A woman from the US kidnapped by masked gunmen in central Nigeria last month was released on Friday and handed over to US government officials, police told reporters.
Phyllis Sortor, a missionary with the Free Methodist Church, was seized on Feb. 23 in the village of Emiworo in Kogi State.
“She has been rescued and given to the American authorities,” Kogi State police spokesman Collins Sola Adebayo said, adding that no ransom was paid “as far as police are concerned.”
A journalist at the handover in the state capital Lokoja said the 71-year-old Sortor appeared unharmed, with no visible signs of abuse.
Kogi police chief Adeyemi Ogunjemilusi said Sortor was dropped off by her captors in the bushland outside the village of Eru and “raised an alarm which attracted the villagers.”
Police deployed to the area and brought Sortor to Lokoja.
Her church confirmed the release, but declined to provide details on the circumstances.

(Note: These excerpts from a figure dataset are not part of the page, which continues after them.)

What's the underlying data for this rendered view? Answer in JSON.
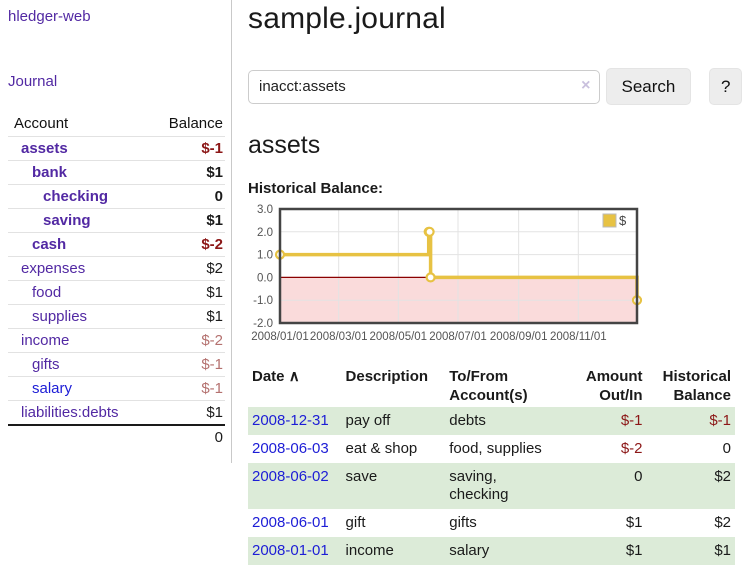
{
  "colors": {
    "link_purple": "#5229a3",
    "link_blue": "#1d1dd6",
    "negative_strong": "#8c1717",
    "negative_soft": "#b4716f",
    "row_green": "#dcebd8",
    "chart_line": "#e7c243",
    "chart_negative_fill": "#fadbdb",
    "chart_zero_line": "#8b0000",
    "chart_border": "#444444",
    "chart_grid": "#e3e3e3",
    "chart_tick_text": "#545454"
  },
  "sidebar": {
    "app_title": "hledger-web",
    "journal_label": "Journal",
    "accounts_table": {
      "headers": {
        "account": "Account",
        "balance": "Balance"
      },
      "rows": [
        {
          "name": "assets",
          "depth": 1,
          "bold": true,
          "balance": "$-1",
          "balance_class": "neg"
        },
        {
          "name": "bank",
          "depth": 2,
          "bold": true,
          "balance": "$1",
          "balance_class": ""
        },
        {
          "name": "checking",
          "depth": 3,
          "bold": true,
          "balance": "0",
          "balance_class": ""
        },
        {
          "name": "saving",
          "depth": 3,
          "bold": true,
          "balance": "$1",
          "balance_class": ""
        },
        {
          "name": "cash",
          "depth": 2,
          "bold": true,
          "balance": "$-2",
          "balance_class": "neg"
        },
        {
          "name": "expenses",
          "depth": 1,
          "bold": false,
          "balance": "$2",
          "balance_class": ""
        },
        {
          "name": "food",
          "depth": 2,
          "bold": false,
          "balance": "$1",
          "balance_class": ""
        },
        {
          "name": "supplies",
          "depth": 2,
          "bold": false,
          "balance": "$1",
          "balance_class": ""
        },
        {
          "name": "income",
          "depth": 1,
          "bold": false,
          "balance": "$-2",
          "balance_class": "negsoft"
        },
        {
          "name": "gifts",
          "depth": 2,
          "bold": false,
          "balance": "$-1",
          "balance_class": "negsoft"
        },
        {
          "name": "salary",
          "depth": 2,
          "bold": false,
          "balance": "$-1",
          "balance_class": "negsoft",
          "unvisited": true
        },
        {
          "name": "liabilities:debts",
          "depth": 1,
          "bold": false,
          "balance": "$1",
          "balance_class": ""
        }
      ],
      "total": "0"
    }
  },
  "main": {
    "title": "sample.journal",
    "search": {
      "value": "inacct:assets",
      "clear_icon": "×",
      "button_label": "Search",
      "help_label": "?"
    },
    "account_heading": "assets",
    "chart_label": "Historical Balance:"
  },
  "chart_data": {
    "type": "line",
    "step": true,
    "title": "Historical Balance:",
    "legend": {
      "label": "$",
      "position": "top-right"
    },
    "ylim": [
      -2,
      3
    ],
    "yticks": [
      3,
      2,
      1,
      0,
      -1,
      -2
    ],
    "ytick_labels": [
      "3.0",
      "2.0",
      "1.0",
      "0.0",
      "-1.0",
      "-2.0"
    ],
    "xrange": [
      "2008-01-01",
      "2008-12-31"
    ],
    "xticks": [
      "2008/01/01",
      "2008/03/01",
      "2008/05/01",
      "2008/07/01",
      "2008/09/01",
      "2008/11/01"
    ],
    "grid": true,
    "negative_region": {
      "from": -2,
      "to": 0
    },
    "series": [
      {
        "name": "$",
        "points": [
          [
            "2008-01-01",
            1
          ],
          [
            "2008-06-01",
            2
          ],
          [
            "2008-06-02",
            2
          ],
          [
            "2008-06-03",
            0
          ],
          [
            "2008-12-31",
            -1
          ]
        ]
      }
    ]
  },
  "register": {
    "headers": {
      "date": "Date",
      "sort_icon": "∧",
      "description": "Description",
      "tofrom_l1": "To/From",
      "tofrom_l2": "Account(s)",
      "amount_l1": "Amount",
      "amount_l2": "Out/In",
      "balance_l1": "Historical",
      "balance_l2": "Balance"
    },
    "rows": [
      {
        "date": "2008-12-31",
        "description": "pay off",
        "accounts": "debts",
        "amount": "$-1",
        "amount_neg": true,
        "balance": "$-1",
        "balance_neg": true
      },
      {
        "date": "2008-06-03",
        "description": "eat & shop",
        "accounts": "food, supplies",
        "amount": "$-2",
        "amount_neg": true,
        "balance": "0",
        "balance_neg": false
      },
      {
        "date": "2008-06-02",
        "description": "save",
        "accounts": "saving, checking",
        "amount": "0",
        "amount_neg": false,
        "balance": "$2",
        "balance_neg": false
      },
      {
        "date": "2008-06-01",
        "description": "gift",
        "accounts": "gifts",
        "amount": "$1",
        "amount_neg": false,
        "balance": "$2",
        "balance_neg": false
      },
      {
        "date": "2008-01-01",
        "description": "income",
        "accounts": "salary",
        "amount": "$1",
        "amount_neg": false,
        "balance": "$1",
        "balance_neg": false
      }
    ]
  }
}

“As a matter of sound policy, and to help protect the many, many people who helped secure Phyllis’ freedom, we will have no comment concerning the efforts that were undertaken to secure her release,” Bishop David Kendall said in a statement.
US embassy officials in Abuja were not immediately available to comment.
Sortor had spent years living in Africa, including Mozambique — where she spent much of her childhood — later working in Rwanda and, since 2005, Nigeria, Kendall said.
Her work in Kogi was focused primarily on educational development and conflict resolution between nomadic herdsmen and farming communities who frequently clash in central Nigeria’s Middle Belt region, the church statement said.
Foreign nationals have often been kidnapped in Nigeria by local gangs who typically release hostages following a ransom payment.
Such abductions are especially common in the southern oil-producing Niger Delta, where expatriates working with large oil companies are frequently targeted.
A number of foreigners have also been kidnapped in the north of the country, but those attacks claimed by Boko Haram or the associated Muslim militant group Ansaru are considered a different phenomenon and not necessarily motivated by a desire for ransom.
Boko Haram has been blamed for previous attacks in Kogi, including two raids targeting the same prison in 2012 and last year.
Nigeria’s Muslim extremist groups have in the past publicly claimed the abduction of expatriates and the lack of such a claim following Sortor’s kidnapping led many to believe that Boko Haram and its affiliates were not involved.